Highlights
Big-name partnerships:
Guild Education has made inroads with some of the biggest employers in the country, speaking to the reach of its programming.
A focus on hourly workers:
Education programs have historically been inaccessible for hourly workers due to cost. Guild is helping employers and employees alike figure out programs that work.
Outlook:
Guild's unique approach is helping employers prepare for a more automated future in which many workers are not yet prepared to thrive.
The business world is changing fast. But as it turns out, what's old is new again.
A perfect storm of deeply low unemployment rates, new technology that demands different skills and a changing business environment has forced employers to reconsider their benefits and take a hard look at futureproofing. Employee development is once again a stylish solution. But it's notoriously expensive and difficult to manage alone, if an employer — especially an employer of mostly hourly employees — actually wants to see results beyond a burnished reputation.
So Guild Education, an employee education benefit provider, has taken the formula and modernized it.
The names that Guild has added to its client list in the past year alone are hard to ignore: Discover, Taco Bell, Lowe's, Disney and Walmart, to name a few. While many education platforms offer good tech, Guild serves as a partner to employers and employees alike, offering an individualized coaching program that keeps the specific needs of hourly employees in mind.
Employee retention is at the top of the list of employer concerns, and the skills gap has only made what is already a challenge into an actual business threat. Guild's unique approach to a worsening problem is why it was chosen as our Employee Initiative of the Year.
As more employers consider development programs for hourly workers, many have turned away from the old tuition reimbursement format, as it isn't workable for many frontline employees, Rachel Carlson, CEO and co-founder of Guild Education, told HR Dive. Some four in 10 Americans can't cover an emergency expense of $400 with the money currently in their bank accounts, a Federal Reserve Board report revealed earlier this year.
But employers struggle to manage a tuition assistance program — in which employers pay for all or part of the cost of education — on their own, Carlson added.
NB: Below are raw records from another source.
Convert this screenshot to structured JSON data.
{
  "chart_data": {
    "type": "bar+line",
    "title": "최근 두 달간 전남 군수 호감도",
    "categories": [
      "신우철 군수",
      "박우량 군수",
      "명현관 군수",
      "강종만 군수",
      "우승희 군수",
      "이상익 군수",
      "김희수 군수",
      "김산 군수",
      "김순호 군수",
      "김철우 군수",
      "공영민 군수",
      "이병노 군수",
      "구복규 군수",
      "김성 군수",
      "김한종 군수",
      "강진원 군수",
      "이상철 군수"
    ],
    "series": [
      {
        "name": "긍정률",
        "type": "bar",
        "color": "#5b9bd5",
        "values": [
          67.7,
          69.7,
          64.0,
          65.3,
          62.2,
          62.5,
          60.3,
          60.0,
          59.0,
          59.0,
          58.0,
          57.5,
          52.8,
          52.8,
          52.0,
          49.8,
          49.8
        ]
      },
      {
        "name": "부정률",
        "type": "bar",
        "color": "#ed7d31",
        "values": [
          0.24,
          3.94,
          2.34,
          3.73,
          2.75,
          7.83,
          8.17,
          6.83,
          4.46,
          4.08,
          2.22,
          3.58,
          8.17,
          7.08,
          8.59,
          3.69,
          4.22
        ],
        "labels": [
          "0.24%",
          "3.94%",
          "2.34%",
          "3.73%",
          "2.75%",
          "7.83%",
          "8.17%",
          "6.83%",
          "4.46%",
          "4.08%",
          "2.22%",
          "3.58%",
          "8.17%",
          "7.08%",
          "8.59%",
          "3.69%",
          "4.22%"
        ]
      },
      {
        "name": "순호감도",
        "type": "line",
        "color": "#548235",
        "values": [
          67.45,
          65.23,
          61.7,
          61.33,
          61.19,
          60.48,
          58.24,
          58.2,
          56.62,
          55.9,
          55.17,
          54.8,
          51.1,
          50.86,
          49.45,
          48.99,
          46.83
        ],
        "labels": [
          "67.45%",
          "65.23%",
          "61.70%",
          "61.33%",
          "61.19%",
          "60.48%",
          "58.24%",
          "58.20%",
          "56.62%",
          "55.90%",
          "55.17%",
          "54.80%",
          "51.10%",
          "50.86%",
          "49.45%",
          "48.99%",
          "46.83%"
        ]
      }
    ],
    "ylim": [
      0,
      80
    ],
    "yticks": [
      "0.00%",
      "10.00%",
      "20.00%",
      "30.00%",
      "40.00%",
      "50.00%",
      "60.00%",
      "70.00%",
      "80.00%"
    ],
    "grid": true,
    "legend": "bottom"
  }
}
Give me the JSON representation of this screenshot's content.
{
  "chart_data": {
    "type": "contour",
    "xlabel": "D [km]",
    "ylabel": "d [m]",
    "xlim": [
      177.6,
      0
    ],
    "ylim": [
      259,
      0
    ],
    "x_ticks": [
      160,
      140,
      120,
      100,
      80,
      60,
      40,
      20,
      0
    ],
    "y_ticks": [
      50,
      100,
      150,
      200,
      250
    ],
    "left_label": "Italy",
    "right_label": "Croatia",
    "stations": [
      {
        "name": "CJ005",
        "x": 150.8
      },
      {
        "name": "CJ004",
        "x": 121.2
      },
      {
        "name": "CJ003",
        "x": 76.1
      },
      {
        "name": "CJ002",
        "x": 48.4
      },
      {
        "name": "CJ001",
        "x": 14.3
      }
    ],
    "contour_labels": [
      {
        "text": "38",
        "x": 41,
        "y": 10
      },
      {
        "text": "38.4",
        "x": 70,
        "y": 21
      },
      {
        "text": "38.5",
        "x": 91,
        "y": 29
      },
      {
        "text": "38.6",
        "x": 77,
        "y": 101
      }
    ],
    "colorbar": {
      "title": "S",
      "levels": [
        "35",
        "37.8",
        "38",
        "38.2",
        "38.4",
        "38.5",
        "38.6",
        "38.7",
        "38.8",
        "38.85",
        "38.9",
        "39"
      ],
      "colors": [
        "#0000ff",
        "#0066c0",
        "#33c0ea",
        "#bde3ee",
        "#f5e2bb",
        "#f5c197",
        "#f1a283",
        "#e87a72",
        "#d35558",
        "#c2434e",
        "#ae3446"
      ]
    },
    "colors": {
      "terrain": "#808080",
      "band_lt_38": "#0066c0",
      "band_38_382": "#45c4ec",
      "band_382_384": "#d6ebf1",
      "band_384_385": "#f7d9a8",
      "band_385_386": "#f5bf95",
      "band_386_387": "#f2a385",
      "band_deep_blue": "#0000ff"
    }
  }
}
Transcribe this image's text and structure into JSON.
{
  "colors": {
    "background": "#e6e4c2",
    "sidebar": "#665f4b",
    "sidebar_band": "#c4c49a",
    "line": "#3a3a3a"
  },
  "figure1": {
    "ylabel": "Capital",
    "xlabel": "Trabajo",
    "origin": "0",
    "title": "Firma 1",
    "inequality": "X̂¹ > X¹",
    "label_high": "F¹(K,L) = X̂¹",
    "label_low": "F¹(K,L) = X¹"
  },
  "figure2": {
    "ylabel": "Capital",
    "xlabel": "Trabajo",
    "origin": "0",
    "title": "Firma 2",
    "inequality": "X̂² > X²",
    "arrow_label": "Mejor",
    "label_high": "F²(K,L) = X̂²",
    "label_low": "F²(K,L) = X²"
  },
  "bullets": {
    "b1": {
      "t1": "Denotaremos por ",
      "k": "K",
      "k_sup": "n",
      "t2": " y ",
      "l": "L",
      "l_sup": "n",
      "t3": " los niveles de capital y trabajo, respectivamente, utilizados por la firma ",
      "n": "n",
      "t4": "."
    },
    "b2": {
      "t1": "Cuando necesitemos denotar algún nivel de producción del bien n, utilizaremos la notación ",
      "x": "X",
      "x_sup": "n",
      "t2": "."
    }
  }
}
On top of that, finding strong education partners is a battle for employers trying to get serious about what they offer.
"It's a Catch-22," Carlson said. "Employers only have time to invest in a handful of university relationships, but employees want a diverse set." Guild brings already established relationships with Bellevue University, Brandman University, University of Denver, University of Florida and Wilmington University to help employers select the right programs for their employee groups.
Education benefits tend to be serious cost sinks, meaning employers are looking heavily at return on investment. Post-year reports are now coming in for a few of Guild's partners, including Chipotle, which found that 89% of employees who enrolled in its Guild program stayed with the company for the following nine months.
"The narrow way to think about it is 'budget,' but almost every company we work with sees positive ROI," Carlson said. As part of that success, Guild encourages its employer partners to improve benefits communication skills and leans on its coaching program to ensure employees also understand how the program affects their lives.
"Effective benefits communication is an important requirement that many companies struggle with when they do this on their own," Carlson said.
Ellie Bertani, director of HR strategy and innovation at Walmart, told HR Dive that Guild helped them to "uncover the blocks we may be putting in place."
"We truly feel the coaching element has the perspective of the worker and the learner and is really effective," she said.
Guild is also helping employers prep for a future that looks different. For the industries represented by Guild's client base, the future of work "is coming quickly" — and many workers currently employed by those companies "are not prepared to survive and thrive in that economy," Carlson said.
In turn, these employers see development as not only a responsibility to the business, but to employees as well.
"Robots are gonna figure out how to write code much faster than they are going to figure out how to manage people," Carlson said. Giving employees a foot-up in careers that require human qualities like trust, emotional intelligence and the ability to teach helps employers who are going to need to fill jobs with those same qualities in the future market.
"One of the things we've tried to do is be very selective about the fields we're offering," Bertani said. Office management and supply chain jobs are top of mind right now, but Walmart is also looking at other skills like IT and pharmacology to help achieve those "future of work" goals, she added.
"Cashier is an empathy and compliance role now," Carlson said. "Someone developed those skills. It's our job to help them use those to grow, either in the company or industry."